2015-12-10 14:47:00 | 時事/金融危機
 

■ シリアより影響が大きいサウジアラビアの財政赤字 ■

中東情勢はシリア国内のISISに注目が集まっていますが、実はサウジアラビア問題がラスボスとして控えています。

原油価格が40ドルを切っていますが、中東の雄と言われるサウジアラビアの財政が均衡するのは107ドル/1バレルだとか。現在の原油価格ではサウジアラビアは財政赤字に陥ります。

その為、オイルマネーを世界の市場に投資していたサウジアラビアは一気に投資を引き上げて財政補てんに充てている様です。その金額は全世界で10兆円とも。日本株市場からも、サウジアラビアの投資が引き上げられてと言われています。

■ シェール潰しのはずが・・・ ■

原油安の原因はサウジを始めとする産油国の利益を度外視した増産に有ると言われています。その目的はアメリカのシェール企業潰しだという意見を目にしますが・・・ここら辺は少し怪しいかと・・・。

確かにシェール起業の採算ラインは70ドル/バレル程度なので40ドルではとても利益が出ません。その為、シェール企業は効率の良い油井に生産を集中して原価を下げています。現在、アメリカの生産を続けている油井は最盛期の1/3に減少していますが、日量平均は900万バレルとそれ程減少はしていません。

一方、シェールビジネスはウォール街から資金調達していましたが、これが難しくなっています。そこで、手持ちの株や有価証券などを売り払いって急場を凌いでいます。原油も価格が少しでも改善した時に先物市場でヘッジ売りをして利益を拡大しています。

このヘッジ売りが原油価格の上値を抑えてしまうので、原油価格は安値を脱する事が出来ない。

結果的にシェール企業も青色吐息ですが、原油安の継続はサウジアラビアやロシアなどの産油国の経済や財政を等しく圧迫しています。

■ サウジ独裁政権を支える高福祉 ■

サウジアラビアの国民には所得税が有りません。公共サービスの多くは無料で提供されています。これは、サウジアラビアの石油を国家が管理し、その売却益を国家予算に繰り入れる事によって可能となる政策です。原油価格が下落すると、この財政赤字が拡大して、このシステムが維持不可能になります。

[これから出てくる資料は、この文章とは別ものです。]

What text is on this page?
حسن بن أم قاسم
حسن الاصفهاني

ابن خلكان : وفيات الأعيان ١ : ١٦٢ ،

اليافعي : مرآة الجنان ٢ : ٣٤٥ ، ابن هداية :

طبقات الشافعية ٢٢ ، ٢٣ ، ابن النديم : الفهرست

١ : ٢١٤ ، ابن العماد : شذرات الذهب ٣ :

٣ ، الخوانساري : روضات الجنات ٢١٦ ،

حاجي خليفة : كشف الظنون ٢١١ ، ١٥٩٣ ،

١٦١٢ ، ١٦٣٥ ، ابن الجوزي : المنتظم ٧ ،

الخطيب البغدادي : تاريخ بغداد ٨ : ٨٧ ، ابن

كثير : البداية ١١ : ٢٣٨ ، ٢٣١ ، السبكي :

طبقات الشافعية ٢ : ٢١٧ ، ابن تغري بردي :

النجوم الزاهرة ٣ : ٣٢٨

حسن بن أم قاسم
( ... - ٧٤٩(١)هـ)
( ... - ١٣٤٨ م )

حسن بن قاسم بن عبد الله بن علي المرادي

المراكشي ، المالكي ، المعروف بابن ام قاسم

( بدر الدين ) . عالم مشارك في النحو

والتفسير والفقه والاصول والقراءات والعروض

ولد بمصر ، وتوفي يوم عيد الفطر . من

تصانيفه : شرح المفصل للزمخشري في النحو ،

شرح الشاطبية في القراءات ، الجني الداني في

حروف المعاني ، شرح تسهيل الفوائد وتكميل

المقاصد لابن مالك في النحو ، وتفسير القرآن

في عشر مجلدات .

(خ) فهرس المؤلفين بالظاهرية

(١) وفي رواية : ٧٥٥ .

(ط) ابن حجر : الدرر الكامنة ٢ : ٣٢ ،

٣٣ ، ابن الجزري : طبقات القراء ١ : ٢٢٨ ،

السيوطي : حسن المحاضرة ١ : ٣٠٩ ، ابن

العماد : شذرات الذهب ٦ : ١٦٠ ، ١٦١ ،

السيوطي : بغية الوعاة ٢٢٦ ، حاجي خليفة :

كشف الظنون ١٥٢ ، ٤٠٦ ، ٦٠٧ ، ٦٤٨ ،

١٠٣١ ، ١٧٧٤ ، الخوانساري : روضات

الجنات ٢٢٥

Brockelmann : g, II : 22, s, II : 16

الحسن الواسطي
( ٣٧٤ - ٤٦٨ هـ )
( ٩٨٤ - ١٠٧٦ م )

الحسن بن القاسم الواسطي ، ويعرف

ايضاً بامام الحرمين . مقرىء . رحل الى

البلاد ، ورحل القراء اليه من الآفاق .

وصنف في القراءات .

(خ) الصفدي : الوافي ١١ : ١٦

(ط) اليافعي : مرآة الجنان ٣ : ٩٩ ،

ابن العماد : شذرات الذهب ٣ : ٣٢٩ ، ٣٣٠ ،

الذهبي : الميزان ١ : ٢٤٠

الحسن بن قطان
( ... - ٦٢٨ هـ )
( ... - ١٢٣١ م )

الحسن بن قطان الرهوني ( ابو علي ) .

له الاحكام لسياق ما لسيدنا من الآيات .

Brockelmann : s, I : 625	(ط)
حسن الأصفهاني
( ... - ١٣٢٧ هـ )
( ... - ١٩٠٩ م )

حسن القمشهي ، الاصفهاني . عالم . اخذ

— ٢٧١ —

サウジ王家は「ワッハーブ教」という非常に戒律のキビシイ宗派の信仰を国民の強要しています。当然、国民の間に不満が高まりますが、それを無税や無料の公共サービスによって和らげています。

このまま原油価格げ低位で安定した場合、サウジ政府は高い水準の無料の社会福祉政策を維持出来なくなり、国民の不満が高まる恐れが出てきます。「アラブの春」がサウジで起きる可能性が高まるのです。

■ 戦争を欲する原因になるサウジの財政問題 ■

原油価格の下落の要因は供給過多と、世界的な景気後退と言われています。しかし、株式や債券に比べ現物市場は資金循環の影響を強く受けます。FRBの利上げを見越して、原油を始めとする商品価格はバブル状態から本来の価格に戻ったという見方の方が正しいのかも知れません。そもそも原油価格の適正は40ドル台/バレルだとも・・・。

ところが、サウジを始め中東産油国は原油価格バブルに合わせて財政を拡大しています。ここに中東における混乱の火種が隠されています。

原油価格は中東有事の際に上昇します。サウジアラビアが財政的に追い詰められた場合、中東有事を仕掛けて原油価格を引き上げる「誘惑」が高まります。

サウジはスンニ派のISISに資金援助を行っていると言われていますが、サウジ国内でシーア派をISISが攻撃するテロも発生しています。


イスラエルとサウジアラビアとロシアといった今までは想像もつかなかた国々の接触が度々報道されています。中東情勢はイスラエルVSアラブという枠組みが壊れ、シーア派VSスンニ派の対立に変わりつつあります。

シリア情勢よりも、サウジアラビア情勢の方が世界に与える影響は巨大でしす。原油価格下は様々な問題の起爆剤になる事に警戒が必要でしょう。